Estudantes cobraram uma ação firme do presidente e houve um pequeno protesto em frente ao tribunal. "Diante da decisão injusta da Suprema Corte, a responsabilidade de lutar pelo alívio da dívida estudantil cai diretamente sobre os ombros do presidente. Este é um momento que exige ação rápida", disse em comunicado Natalia Abrams, presidente do grupo SDCC (centro de crise da dívida estudantil, na sigla em inglês), afirmando que "famílias de todo o país precisam desesperadamente" do cancelamento da dívida.

A resposta da Casa Branca veio horas depois. "A decisão de hoje fechou um caminho. Agora vamos começar outro", disse Biden durante entrevista coletiva em que manteve tom comedido até ser questionado sobre a possibilidade de ter dado falsas esperanças aos devedores. "Eu não dei falsas esperanças," disse, levantando a voz. "Os republicanos arrebataram a esperança que lhes foi dada."

O bloqueio reflete a maioria conservadora da Suprema Corte atingida na era Donald Trump. O tribunal tem seis juízes conservadores e três progressistas, que refletiram o placar do julgamento desta sexta. É o segundo julgamento do dia com esse placar, depois que a maioria decidiu que uma designer evangélica do Colorado pode se recusar a prestar serviço para casais gays protegida pela liberdade de expressão.

Outra decisão polêmica veio na quinta-feira (29), quando a mesma maioria conservadora do tribunal reverter entendimentos anteriores em outro caso sensível e determinar que universidades não podem considerar a raça dos candidatos em processos de admissão, encerrando assim as políticas de ações afirmativas para incentivar o ingresso de minorias raciais no ensino superior.
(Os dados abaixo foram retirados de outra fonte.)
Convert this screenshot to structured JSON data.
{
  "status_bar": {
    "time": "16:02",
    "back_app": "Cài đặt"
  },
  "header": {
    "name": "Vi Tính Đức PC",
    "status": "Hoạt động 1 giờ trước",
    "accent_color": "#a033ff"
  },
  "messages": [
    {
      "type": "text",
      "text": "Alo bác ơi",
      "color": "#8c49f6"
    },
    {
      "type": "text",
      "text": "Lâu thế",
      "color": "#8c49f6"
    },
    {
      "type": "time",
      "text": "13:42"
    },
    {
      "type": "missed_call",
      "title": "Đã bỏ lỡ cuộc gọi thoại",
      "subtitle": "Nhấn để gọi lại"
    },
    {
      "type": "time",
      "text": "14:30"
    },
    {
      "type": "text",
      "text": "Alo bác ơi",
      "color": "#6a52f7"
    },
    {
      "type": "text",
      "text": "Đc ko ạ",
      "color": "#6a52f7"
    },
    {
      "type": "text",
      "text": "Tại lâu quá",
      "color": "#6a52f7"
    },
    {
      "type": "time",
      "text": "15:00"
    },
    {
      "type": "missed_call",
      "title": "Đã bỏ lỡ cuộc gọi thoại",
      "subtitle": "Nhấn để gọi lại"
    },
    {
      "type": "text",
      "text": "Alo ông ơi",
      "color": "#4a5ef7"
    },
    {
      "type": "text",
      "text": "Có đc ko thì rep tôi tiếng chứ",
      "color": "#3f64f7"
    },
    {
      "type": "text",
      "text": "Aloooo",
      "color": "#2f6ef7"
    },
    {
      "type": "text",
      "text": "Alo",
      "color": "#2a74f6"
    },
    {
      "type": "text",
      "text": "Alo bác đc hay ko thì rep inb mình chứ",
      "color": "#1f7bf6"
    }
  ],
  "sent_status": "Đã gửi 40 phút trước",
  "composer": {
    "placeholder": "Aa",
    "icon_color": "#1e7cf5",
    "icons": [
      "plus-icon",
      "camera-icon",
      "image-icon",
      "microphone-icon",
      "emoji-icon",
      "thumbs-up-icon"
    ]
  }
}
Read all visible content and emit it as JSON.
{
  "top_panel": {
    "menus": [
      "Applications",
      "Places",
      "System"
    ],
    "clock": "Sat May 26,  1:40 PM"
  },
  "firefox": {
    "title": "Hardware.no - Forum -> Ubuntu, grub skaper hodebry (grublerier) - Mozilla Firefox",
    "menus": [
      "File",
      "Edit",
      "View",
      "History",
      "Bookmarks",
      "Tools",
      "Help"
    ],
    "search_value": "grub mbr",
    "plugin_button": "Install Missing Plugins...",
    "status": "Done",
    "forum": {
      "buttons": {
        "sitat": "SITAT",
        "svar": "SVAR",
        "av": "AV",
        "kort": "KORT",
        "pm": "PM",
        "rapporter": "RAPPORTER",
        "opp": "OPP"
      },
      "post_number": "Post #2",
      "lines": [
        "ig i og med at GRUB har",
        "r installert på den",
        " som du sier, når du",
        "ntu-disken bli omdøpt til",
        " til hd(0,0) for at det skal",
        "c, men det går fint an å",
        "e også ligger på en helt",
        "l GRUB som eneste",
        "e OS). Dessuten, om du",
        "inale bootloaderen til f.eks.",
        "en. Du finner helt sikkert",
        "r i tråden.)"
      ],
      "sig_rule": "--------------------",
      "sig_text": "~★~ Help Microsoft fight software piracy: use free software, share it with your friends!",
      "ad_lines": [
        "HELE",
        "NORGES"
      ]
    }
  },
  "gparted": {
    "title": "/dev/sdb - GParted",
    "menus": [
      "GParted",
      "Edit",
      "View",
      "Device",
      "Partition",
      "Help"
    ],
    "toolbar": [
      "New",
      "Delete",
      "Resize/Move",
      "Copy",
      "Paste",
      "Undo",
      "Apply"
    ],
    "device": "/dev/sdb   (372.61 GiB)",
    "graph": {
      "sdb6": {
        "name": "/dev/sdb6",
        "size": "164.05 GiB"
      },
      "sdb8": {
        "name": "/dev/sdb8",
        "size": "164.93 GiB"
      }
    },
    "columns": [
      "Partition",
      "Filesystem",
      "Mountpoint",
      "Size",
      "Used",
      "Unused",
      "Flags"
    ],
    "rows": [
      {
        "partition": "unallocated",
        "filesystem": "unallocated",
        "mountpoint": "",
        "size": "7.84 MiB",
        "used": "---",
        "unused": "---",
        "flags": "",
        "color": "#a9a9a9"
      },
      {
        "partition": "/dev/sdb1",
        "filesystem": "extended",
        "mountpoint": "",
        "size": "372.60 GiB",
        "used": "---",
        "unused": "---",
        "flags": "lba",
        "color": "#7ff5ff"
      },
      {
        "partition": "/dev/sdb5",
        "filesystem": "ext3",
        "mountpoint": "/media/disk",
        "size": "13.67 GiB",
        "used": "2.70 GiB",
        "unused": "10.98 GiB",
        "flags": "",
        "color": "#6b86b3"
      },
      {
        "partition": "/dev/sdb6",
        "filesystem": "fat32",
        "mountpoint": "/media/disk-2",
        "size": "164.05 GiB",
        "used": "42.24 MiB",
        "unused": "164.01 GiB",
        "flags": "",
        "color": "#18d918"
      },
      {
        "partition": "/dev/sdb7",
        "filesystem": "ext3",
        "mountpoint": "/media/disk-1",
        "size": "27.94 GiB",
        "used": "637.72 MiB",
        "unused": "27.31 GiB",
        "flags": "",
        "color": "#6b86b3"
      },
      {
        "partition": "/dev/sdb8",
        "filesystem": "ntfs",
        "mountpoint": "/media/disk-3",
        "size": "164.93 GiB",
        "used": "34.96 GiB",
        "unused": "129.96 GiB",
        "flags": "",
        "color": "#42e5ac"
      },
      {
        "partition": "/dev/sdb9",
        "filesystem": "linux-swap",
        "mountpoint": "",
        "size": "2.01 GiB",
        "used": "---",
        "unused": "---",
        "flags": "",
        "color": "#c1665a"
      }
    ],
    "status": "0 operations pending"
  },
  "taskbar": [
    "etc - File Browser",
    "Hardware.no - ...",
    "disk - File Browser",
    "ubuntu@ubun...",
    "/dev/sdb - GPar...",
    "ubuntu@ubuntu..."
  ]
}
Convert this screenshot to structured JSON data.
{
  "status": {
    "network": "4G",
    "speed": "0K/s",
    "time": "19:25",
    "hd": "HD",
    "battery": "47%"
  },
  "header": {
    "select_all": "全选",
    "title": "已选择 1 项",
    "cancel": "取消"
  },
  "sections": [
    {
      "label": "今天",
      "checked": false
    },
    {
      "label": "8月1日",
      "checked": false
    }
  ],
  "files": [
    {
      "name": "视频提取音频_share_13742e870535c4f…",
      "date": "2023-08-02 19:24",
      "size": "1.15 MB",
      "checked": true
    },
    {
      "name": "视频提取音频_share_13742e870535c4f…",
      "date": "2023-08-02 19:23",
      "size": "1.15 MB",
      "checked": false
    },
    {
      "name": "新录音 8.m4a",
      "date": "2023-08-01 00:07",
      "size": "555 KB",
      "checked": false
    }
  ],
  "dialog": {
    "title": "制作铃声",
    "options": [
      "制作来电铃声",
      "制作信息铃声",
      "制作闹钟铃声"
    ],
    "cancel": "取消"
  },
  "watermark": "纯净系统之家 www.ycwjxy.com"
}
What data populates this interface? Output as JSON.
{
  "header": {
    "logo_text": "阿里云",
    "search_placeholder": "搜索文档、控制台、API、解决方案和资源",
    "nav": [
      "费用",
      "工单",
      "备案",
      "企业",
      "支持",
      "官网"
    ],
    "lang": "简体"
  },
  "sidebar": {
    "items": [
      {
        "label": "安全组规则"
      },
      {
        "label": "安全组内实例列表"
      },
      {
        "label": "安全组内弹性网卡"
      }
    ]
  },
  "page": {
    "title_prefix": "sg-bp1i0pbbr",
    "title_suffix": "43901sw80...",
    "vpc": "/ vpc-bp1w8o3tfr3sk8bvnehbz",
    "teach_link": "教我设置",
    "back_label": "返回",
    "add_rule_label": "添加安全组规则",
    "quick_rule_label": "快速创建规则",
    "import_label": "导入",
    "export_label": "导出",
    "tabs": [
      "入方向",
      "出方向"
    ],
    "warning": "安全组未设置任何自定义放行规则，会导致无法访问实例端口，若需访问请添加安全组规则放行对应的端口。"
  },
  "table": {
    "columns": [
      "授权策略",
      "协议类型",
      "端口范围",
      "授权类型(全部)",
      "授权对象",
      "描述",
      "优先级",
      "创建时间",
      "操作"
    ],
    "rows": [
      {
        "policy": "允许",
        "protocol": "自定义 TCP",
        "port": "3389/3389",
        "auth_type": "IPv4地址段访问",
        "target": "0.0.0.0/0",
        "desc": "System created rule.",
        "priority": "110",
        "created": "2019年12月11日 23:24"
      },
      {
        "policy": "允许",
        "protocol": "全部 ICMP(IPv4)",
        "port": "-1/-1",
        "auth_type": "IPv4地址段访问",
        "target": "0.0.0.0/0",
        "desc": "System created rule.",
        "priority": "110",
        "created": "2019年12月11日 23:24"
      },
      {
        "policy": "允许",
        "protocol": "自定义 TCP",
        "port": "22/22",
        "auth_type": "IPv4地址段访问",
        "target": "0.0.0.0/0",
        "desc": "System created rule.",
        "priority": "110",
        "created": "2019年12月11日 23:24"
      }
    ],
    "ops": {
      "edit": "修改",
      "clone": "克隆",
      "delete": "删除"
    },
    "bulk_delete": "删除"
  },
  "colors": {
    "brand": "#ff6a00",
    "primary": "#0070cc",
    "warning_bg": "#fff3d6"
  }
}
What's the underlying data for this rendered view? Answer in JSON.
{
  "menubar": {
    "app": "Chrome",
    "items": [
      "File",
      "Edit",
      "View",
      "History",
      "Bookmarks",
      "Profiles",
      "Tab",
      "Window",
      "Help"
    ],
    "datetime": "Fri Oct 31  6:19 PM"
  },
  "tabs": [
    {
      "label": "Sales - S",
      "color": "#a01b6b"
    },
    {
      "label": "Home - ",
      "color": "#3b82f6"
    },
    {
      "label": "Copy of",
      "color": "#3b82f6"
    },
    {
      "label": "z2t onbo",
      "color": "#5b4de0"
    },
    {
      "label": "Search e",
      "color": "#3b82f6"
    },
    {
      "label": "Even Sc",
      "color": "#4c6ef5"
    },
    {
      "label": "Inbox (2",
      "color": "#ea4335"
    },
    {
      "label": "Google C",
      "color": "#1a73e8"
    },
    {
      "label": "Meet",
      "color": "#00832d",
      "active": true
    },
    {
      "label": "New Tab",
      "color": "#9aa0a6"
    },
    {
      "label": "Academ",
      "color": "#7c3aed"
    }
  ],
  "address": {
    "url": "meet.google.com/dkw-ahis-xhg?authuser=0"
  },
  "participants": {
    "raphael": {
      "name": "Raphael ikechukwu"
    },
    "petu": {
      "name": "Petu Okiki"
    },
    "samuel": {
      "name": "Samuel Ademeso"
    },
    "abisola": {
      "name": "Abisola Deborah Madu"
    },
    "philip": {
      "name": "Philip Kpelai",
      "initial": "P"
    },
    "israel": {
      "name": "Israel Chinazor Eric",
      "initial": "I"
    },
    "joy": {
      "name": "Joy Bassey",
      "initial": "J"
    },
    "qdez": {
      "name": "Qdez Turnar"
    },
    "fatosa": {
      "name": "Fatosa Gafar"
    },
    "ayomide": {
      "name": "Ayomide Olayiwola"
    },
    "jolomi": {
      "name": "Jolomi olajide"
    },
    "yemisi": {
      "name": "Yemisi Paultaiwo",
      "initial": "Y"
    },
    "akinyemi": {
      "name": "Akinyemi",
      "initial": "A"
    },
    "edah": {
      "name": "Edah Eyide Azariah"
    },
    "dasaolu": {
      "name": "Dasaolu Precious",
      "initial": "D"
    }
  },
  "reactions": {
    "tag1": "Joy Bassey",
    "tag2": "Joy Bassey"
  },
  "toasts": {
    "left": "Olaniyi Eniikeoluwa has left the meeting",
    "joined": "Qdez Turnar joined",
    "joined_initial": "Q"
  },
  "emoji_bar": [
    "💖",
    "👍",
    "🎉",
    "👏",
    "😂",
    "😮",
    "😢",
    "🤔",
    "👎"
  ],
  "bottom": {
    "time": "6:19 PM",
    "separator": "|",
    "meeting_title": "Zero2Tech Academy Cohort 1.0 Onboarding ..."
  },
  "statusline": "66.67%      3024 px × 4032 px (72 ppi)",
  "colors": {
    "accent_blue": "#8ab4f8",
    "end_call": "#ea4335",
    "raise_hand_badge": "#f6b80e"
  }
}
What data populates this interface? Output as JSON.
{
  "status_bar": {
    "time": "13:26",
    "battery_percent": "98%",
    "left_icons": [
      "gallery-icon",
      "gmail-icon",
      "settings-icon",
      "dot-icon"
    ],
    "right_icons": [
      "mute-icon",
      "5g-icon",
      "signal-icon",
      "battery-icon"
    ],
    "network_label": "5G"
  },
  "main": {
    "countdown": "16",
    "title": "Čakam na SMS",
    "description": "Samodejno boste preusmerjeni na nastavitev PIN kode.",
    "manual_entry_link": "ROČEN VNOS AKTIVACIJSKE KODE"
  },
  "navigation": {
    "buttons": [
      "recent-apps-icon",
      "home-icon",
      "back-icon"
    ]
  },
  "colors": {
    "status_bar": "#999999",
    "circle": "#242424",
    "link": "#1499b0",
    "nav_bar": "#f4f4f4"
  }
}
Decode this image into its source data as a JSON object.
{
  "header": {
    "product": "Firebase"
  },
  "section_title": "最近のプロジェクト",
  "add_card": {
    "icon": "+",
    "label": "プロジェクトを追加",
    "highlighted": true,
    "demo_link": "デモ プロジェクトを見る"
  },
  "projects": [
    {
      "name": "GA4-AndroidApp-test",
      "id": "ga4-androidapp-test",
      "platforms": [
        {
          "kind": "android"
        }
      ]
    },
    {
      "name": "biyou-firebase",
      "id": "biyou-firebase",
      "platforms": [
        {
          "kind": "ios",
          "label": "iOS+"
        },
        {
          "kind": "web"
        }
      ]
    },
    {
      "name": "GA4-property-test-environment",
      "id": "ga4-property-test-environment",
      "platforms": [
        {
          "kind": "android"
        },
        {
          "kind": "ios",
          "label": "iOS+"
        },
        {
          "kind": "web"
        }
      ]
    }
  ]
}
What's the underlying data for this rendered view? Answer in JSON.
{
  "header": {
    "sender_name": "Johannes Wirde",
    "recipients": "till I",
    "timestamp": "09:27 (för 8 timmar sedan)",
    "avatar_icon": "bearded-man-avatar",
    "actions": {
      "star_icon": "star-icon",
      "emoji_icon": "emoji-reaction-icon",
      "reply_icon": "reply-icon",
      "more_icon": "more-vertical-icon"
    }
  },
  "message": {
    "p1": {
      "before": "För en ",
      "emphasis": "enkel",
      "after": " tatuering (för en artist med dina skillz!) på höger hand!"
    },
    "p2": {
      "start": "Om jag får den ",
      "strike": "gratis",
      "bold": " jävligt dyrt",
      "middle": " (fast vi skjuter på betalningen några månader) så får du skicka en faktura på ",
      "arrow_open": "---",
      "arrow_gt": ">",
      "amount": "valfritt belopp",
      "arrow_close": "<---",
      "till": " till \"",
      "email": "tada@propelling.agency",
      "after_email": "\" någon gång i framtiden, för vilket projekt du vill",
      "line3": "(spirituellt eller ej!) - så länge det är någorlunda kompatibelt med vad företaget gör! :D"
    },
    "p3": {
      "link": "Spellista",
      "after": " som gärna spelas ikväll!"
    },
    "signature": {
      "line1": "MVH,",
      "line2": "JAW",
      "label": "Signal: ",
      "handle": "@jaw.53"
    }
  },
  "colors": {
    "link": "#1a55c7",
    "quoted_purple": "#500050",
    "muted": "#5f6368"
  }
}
Quem é quem na Suprema Corte dos EUA

  1. John Roberts, 68 (conservador)

    Indicado por George W. Bush em 2005. Ainda que seja considerado conservador, o atual presidente da Corte às vezes atua mais ao centro

  2. Clarence Thomas, 74 (conservador)

    Indicado por George Bush em 1991

  3. Samuel Alito, 73 (conservador)

    Indicado por George W. Bush em 2006

  4. Neil Gorsuch, 55 (conservador)

    Indicado por Donald Trump em 2017

  5. Brett Kavanaugh, 58 (conservador)

    Indicado por Trump em 2018

  6. Amy Coney Barrett, 51 (conservadora)

    Indicada por Trump em 2020

  7. Sonia Sotomayor, 68 (progressista)

    Indicada por Barack Obama em 2009

  8. Elena Kagan, 63 (progressista)

    Indicada por Obama em 2010​

  9. Ketanji Brown Jackson, 52 (progressista)

    Indicada por Joe Biden em 2022

O bloqueio ao alívio da dívida estudantil deve provocar forte impacto na campanha de reeleição de Biden, que está focada em vender a ideia de prosperidade econômica de sua gestão, com desemprego em mínimos recordes e aumento de salários.

A Casa Branca tem falado em "Bidenomics", juntando o nome do presidente à palavra "economics", economia em inglês. "Bidenomics se trata do futuro", disse o democrata na última quarta (28) em discurso em Chicago. "Bidenomics é só uma outra maneira de dizer: recupere o sonho americano", afirmou.

Um dos pilares da gestão econômica atual da Casa Branca é justamente o aumento de gastos do governo em programas que beneficiam a classe média e classes mais baixas, como ele mesmo disse no discurso em Chicago, e a decisão da Suprema Corte é um duro golpe ao impactar o orçamento das famílias.

Apesar da propaganda, Biden precisa combinar com os americanos, porque após um ano de inflação recorde e crescimento econômico abaixo do esperado os eleitores não têm colocado muita fé na economia americana. Pesquisa da Associated Press publicada na mesma quarta-feira apontou que apenas 34% dos americanos aprovam a condução econômica da gestão atual, número inferior até a aprovação geral do atual governo, em 41%.